L’ambito di applicazione e i limiti di durata della responsabilità solidale del committente
A cura della dott.ssa Eleonora Peluso
La Cassazione, con l’ordinanza n. 31109 del 2 novembre 2021 è intervenuta sulla questione della responsabilità solidale del committente con l’appaltatore, prevista dall’art. 29, comma 2, del D. Lgs. n. 276 del 2003.
Tale disposizione, che è stata oggetto di diverse modifiche nel corso degli anni – da ultimo nel 2017 con la L. n. 49 – prevede che, in caso di appalto di opere o di servizi, il committente imprenditore o datore di lavoro è obbligato in solido con l’appaltatore per la corresponsione dei trattamenti retributivi, compreso il TFR, i contributi previdenziali e i premi assicurativi relativi ai rapporti di lavoro nel periodo di esecuzione del contratto di appalto.
La responsabilità solidale voluta dalla suddetta disposizione vige per il limite di due anni dalla cessazione dell’appalto e, come sancito dallo stesso articolo 29, comma 2, non si estende alle eventuali sanzioni civili “di cui risponde solo il responsabile dell’inadempimento”.
L’ordinanza in esame, pronunciandosi sull’esistenza della responsabilità solidale del committente, ha ribadito il principio, già consolidato da altre pronunce in materia, per cui la suddetta solidarietà del committente è limitata ai soli crediti retributivi, nel caso afferenti il T.F.R. e le mensilità aggiuntive, e non si estende anche ai crediti relativi all’indennità sostitutiva delle ferie e dei permessi non goduti.
Tale interpretazione, come ribadito dalla Suprema Corte di Cassazione, si fonda sulla distinzione tra crediti aventi natura retributiva, come quelli citati ora, e crediti aventi natura risarcitoria, come l’indennità sostitutiva delle ferie e dei permessi.
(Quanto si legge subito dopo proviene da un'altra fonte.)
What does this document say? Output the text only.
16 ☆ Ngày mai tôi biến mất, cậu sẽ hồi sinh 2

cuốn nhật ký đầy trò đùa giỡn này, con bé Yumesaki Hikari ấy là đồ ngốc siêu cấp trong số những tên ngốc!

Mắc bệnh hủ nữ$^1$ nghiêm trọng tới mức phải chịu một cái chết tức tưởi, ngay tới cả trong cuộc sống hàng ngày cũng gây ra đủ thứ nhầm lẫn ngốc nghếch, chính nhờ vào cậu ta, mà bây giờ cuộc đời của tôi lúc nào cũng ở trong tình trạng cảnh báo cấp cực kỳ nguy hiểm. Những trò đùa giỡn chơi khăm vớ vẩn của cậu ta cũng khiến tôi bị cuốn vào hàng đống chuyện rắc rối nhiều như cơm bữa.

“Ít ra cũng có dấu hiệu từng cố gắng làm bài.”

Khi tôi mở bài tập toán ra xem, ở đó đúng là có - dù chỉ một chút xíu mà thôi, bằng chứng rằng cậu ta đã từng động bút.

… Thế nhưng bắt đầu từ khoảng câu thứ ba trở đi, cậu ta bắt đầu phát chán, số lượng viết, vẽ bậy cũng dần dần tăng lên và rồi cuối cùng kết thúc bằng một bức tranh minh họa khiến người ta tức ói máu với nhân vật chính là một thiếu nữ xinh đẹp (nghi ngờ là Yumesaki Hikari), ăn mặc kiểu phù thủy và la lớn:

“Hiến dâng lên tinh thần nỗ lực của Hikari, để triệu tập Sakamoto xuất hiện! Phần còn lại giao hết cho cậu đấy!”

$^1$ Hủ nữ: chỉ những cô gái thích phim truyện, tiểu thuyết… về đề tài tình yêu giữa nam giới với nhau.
Questi ultimi, in quanto non strettamente legati al concetto di corrispettivo dovuto per l’espletamento di una prestazione lavorativa, assumono, per l’appunto, natura non compensativa delle prestazioni e, in quanto tali, non sono coperti dalla garanzia della responsabilità solidale del committente con l’appaltatore.
Occorre, dunque, tenere ben presente la natura del credito vantato dal lavoratore in quanto il committente sarà tenuto a rispondere solidalmente solo per i crediti che risultano strettamente legati allo svolgimento della prestazione lavorativa. L’obiettivo mediato, come ribadito dalla Cassazione, è quello di indurre “il committente a selezionare imprenditori affidabili, per evitare che i meccanismi di decentramento e dissociazione tra titolarità del contratto di lavoro e utilizzazione della prestazione vadano a danno del lavoratore”.
In materia di responsabilità solidale, occorre richiamare anche un’altra importante pronuncia della Cassazione, con la quale è stato trattato per la prima volta il tema della decadenza dell’obbligazione solidale a causa dell’esaurimento del termine che, ai sensi del suddetto art. 29 comma 2, è fissato in due anni dalla cessazione dell’appalto, tempo entro il quale il prestatore si deve attivare.
La Cassazione, con la sentenza n. 30602 del 28 ottobre 2021, è intervenuta sulla questione affermando che, in assenza di espressa previsione legislativa, “anche un atto stragiudiziale [ nel caso di specie una lettera raccomandata di diffida al pagamento] idoneo a far valere la responsabilità del committente rispetto alla pretesa poi azionata giudizialmente” è valido ad impedire la decadenza biennale dell’azione.
Va in ogni caso evidenziato che l’applicazione dell’art. 29, comma 2, D. Lgs. n. 276 del 2003 è ratione temporis, vale a dire che si applica il testo vigente al momento in cui si riferisce l’appalto e/o la sua cessazione. In considerazione di ciò – e tenuto conto delle summenzionate modifiche che hanno interessato la previsione legislativa dal 2003 al 2017 – occorre ulteriormente evidenziare che quanto affermato dalla Suprema Corte di Cassazione non trova applicazione per il periodo successivo al 2012 quando, per effetto della L. n. 92/2012 venne introdotto nel testo dell’art. 29, comma 2, il riferimento all’azione giudiziaria ,“da proporsi sia nei confronti del committente sia nei confronti dell’appaltatore”, come unico strumento utile ad interrompere la decadenza.
La pronuncia sopra citata, invece, attiene tanto per il periodo antecedente alla riforma del 2012 – a cui si riferisce il caso di specie esaminato dalla Corte – quanto per il periodo successivo al 2017, quando, per effetto della L. n. 49/2017 è stato eliminato il riferimento all’azione giudiziaria.